I napoletani continueranno a pagare la crisi dei rifiuti del 2006-2009 per i prossimi 20 anni. È questo il nuovo accordo tra il Comune e il Governo per rientrare dai debiti contratti con lo Stato per smaltire le montagne di “monnezza”. Un macigno di 64,5 milioni di euro ancora da pagare, oltre ai 45 già versati, che pesa ancora oggi sulle spalle di tutti i cittadini a 10 anni dal dramma dell'emergenza, quando la città era piena di sacchetti e i cumuli arrivavano fino ai primi piani dei palazzi.
Nel patto per il piano di rientro, Palazzo San Giacomo riconosce tutti i debiti dell'emergenza per 64,5 milioni di euro.
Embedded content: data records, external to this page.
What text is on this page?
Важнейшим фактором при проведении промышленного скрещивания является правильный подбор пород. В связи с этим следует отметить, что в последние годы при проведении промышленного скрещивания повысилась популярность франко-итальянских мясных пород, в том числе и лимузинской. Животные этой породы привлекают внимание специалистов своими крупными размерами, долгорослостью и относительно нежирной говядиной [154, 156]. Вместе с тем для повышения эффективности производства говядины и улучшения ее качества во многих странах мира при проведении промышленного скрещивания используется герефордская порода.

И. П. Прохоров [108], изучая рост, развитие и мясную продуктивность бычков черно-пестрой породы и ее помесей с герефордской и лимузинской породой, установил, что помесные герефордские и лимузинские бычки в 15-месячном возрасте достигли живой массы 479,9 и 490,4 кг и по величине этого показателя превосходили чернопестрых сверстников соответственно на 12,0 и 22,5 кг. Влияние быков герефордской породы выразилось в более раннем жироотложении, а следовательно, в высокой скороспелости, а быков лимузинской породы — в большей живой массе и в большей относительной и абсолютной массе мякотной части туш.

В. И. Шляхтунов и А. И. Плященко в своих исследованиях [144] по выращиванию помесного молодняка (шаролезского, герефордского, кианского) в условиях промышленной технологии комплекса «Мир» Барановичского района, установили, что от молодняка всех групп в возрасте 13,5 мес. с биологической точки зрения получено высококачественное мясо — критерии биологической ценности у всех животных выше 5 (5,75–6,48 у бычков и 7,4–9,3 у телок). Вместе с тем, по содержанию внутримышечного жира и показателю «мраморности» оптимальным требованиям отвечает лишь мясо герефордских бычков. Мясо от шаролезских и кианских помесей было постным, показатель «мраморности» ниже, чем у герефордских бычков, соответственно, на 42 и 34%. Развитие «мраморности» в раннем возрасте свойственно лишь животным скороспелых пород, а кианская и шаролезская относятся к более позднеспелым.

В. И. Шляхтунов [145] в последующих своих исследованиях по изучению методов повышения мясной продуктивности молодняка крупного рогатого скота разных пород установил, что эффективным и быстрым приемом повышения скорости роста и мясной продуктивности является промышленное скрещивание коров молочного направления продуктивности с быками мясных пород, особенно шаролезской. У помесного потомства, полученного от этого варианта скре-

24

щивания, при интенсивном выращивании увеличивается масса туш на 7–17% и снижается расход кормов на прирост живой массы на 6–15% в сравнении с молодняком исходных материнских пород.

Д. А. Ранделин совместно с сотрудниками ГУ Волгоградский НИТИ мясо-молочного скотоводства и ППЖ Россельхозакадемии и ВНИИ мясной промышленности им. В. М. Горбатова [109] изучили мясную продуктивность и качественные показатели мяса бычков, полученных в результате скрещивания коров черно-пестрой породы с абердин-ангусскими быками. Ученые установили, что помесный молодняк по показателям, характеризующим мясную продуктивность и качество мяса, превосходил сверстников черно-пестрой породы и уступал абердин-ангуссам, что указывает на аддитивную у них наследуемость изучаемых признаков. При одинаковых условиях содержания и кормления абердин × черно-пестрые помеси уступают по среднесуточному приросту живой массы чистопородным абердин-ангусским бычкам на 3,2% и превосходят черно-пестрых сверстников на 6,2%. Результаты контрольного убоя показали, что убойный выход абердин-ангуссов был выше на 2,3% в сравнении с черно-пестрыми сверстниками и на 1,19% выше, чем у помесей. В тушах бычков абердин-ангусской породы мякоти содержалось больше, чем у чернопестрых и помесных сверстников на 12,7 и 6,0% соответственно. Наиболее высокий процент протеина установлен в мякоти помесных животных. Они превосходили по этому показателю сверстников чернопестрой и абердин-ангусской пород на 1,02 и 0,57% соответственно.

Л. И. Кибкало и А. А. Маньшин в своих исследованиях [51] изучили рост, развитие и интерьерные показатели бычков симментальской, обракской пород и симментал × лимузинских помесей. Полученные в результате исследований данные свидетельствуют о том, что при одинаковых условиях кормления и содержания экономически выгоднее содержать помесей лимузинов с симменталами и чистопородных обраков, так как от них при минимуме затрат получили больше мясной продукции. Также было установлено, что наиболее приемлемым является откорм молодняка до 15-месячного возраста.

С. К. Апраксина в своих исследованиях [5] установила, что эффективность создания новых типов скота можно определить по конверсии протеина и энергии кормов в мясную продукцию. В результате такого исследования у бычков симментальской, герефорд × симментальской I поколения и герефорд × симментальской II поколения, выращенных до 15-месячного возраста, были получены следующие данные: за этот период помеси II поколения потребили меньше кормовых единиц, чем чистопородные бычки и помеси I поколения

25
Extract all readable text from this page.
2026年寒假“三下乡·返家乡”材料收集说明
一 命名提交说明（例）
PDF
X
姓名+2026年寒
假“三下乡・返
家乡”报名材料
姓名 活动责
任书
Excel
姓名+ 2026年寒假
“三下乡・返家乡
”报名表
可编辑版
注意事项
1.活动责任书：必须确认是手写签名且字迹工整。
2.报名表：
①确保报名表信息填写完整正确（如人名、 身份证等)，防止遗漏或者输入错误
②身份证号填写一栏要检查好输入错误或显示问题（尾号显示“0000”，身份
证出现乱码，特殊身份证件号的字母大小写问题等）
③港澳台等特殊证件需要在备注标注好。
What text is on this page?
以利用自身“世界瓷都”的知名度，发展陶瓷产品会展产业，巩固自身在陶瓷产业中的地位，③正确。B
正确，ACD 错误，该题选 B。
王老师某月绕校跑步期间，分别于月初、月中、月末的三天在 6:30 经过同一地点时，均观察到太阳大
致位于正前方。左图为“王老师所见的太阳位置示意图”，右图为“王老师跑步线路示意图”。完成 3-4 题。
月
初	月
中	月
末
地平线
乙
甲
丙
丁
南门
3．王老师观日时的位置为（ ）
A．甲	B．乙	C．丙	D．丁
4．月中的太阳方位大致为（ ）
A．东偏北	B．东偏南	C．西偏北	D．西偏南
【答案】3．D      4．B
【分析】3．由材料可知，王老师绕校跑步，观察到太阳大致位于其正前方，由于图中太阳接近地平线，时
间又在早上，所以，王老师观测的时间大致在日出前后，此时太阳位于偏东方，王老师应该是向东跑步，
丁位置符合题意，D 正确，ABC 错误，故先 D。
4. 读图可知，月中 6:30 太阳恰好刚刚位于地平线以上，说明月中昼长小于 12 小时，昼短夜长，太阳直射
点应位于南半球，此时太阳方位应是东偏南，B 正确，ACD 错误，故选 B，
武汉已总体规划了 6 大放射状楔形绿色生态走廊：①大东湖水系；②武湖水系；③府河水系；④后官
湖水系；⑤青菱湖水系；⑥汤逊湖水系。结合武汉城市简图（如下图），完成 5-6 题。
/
I napoletani dovranno scontarli a rate per i prossimi 18 anni: 4,3 milioni all'anno fino al 2027, poi, 2,3 milioni all'anno fino al 2037. La scadenza della prossima rata da oltre 2 milioni di euro è fissata al 31 luglio prossimo. Ma restano fuori dall'accordo altri 63,7 milioni, tra interessi e penali, che sono ancora oggetto di contenzioso. In totale, quindi, l'emergenza rifiuti potrebbe essere costata a Napoli potenzialmente oltre 170 milioni di euro.
Per molto tempo la giunta guidata da Luigi de Magistris non aveva riconosciuto buona parte di quel debito. Dopo un lungo braccio di ferro amministrativo, il Comune di Napoli adesso si arrende e accetta l'accordo con l'Unità Tecnica Amministrativa (Uta) della Presidenza del Consiglio dei Ministri, l'unità commissariale di Governo che all'epoca si occupò di smaltire tutta quell'immondizia per conto del Municipio che non era in grado di farlo.
Rifiuti, il debito che De Magistris non accettava
La storia di quel debito è lunga e complessa. Nel 2008, il Comune, sotto la giunta comunale guidata da Rosa Russo Iervolino, riconosce con una prima convenzione con l'Uta circa 84 milioni di euro di debiti per il periodo 2005-2007. Di questa cifra ne versa circa la metà: 42 milioni di euro. Con una seconda convenzione, nel 2012, questa volta sotto la giunta de Magistris, accerta un debito di altri 50,4 milioni per il periodo 2008-2009, di questi ne sono versati circa 3,2. Restano quindi circa 90 milioni.
La svolta arriva a febbraio 2016, quando l'Uta della Presidenza del Consiglio chiede il conto a Napoli, presentando un'ingiunzione di pagamento per oltre 139 milioni di euro, comprensivi di interessi e sanzioni, fino al 2015. Il Comune fa opposizione, ma il Tribunale la accoglie solo in parte, confermando il debito per 66,5 milioni che erano stati riconosciuti dal Comune con le due convenzioni. Mentre sugli altri 63,7 milioni dell'ingiunzione, relativi a penali e interessi, si è aperto un contenzioso, visto che il Municipio avanza a compensazione crediti di Asìa.
La vicenda, quindi, finisce al centro anche di un'inchiesta della Procura della Corte dei Conti della Campania, che ha visto coinvolti tra gli altri l'ex assessore al Bilancio Salvatore Palma, e diversi dirigenti, poi chiusasi con l'assoluzione per tutti a giugno 2018. Una parte consistente dei debiti, infatti, pari a circa 45 milioni (su 66,5), non era stata inserita fino ad allora nei bilanci comunali, proprio perché congelata come contenzioso-transazione, ed è stata riconosciuta solo nel 2017, come debito fuori bilancio. Per i 21 milioni già riconosciuti, invece, a novembre 2016 viene firmato un piano di rientro in 10 anni. La prima rata da 2 milioni è stata pagata a luglio dello scorso anno.
Il piano di rientro da 66 milioni
Si arriva così ai giorni nostri. A fine 2018 si decide di fare un unico piano di rientro per tutti i 66,5 milioni – o meglio 64,5, al netto dei 2 milioni già pagati l'anno scorso. Il piano di rientro prevede di riassorbire tutti i debiti restanti entro il 2037, tenendo fuori solo i 63,7 milioni di penali, per i quali è ancora aperto il contenzioso.
Grazie al nuovo piano di rientro, l'ingiunzione del 2016 non andrà in esecuzione, ma resterà comunque, «a garanzia del credito complessivo, fino al pagamento dell'intero importo di 64,4 milioni», nonché del «recupero delle ulteriori somme ingiunte, per gli altri 63,7 milioni», non oggetto dell'accordo. «L'assenso alla definizione dei pagamenti mediante il piano di rateizzazione», infatti, è precisato, «non comporta alcuna rinuncia alle ulteriori somme ancora dovute».